For instance, if you asked me – or anyone who watches sports – who would have a standout game between Dez Bryant and Pierre Garçon, the answer probably would’ve been the former. But Dez hauled in only four passes on 11 targets. One of those catches was a leaping touchdown grab, so one can’t say Bryant played a bad game… But I have an inkling he’ll need to be a bigger factor in week 17.
It’s difficult to be optimistic when Tony Romo is 0-3 in do-or-die week 17 games. And because the Cowboys seem to be destined for .500, and stand at 8-7 after the penultimate game of 2013.
And the fact that the Eagles obliterated the Chicago Bears to the tune of 54-11 on Sunday night is cause for some concern. I probably don’t need to, but I’ll remind you here that the Bears put up almost 500 yards and smoked the Cowboys 45-28 on Monday Night Football a couple weeks back…

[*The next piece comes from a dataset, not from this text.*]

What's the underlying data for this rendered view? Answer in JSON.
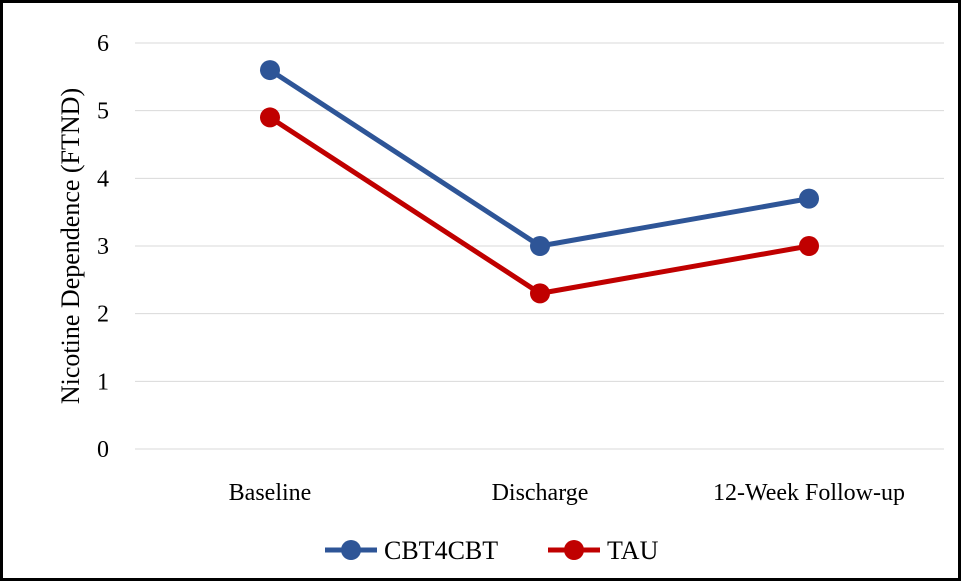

The Philly offense looks great, but it also looked great before the first meeting between the two teams in week 7, and the ‘Boys shut it down. Dallas is pretty much the only team that has shut down Nick Foles this season. The Eagles were averaging 30 points per game entering week 7, and Foles was near perfect in his two starts. But the ‘Boys held Philly to three points and Foles got benched.
Philadelphia’s defense is also dreadful, and if Bill Callahan can remember that DeMarco Murray exists, the Cowboy offense will be better than the one that beat Philly earlier this year.
If nothing else, we’ll see a lot of points next Sunday night.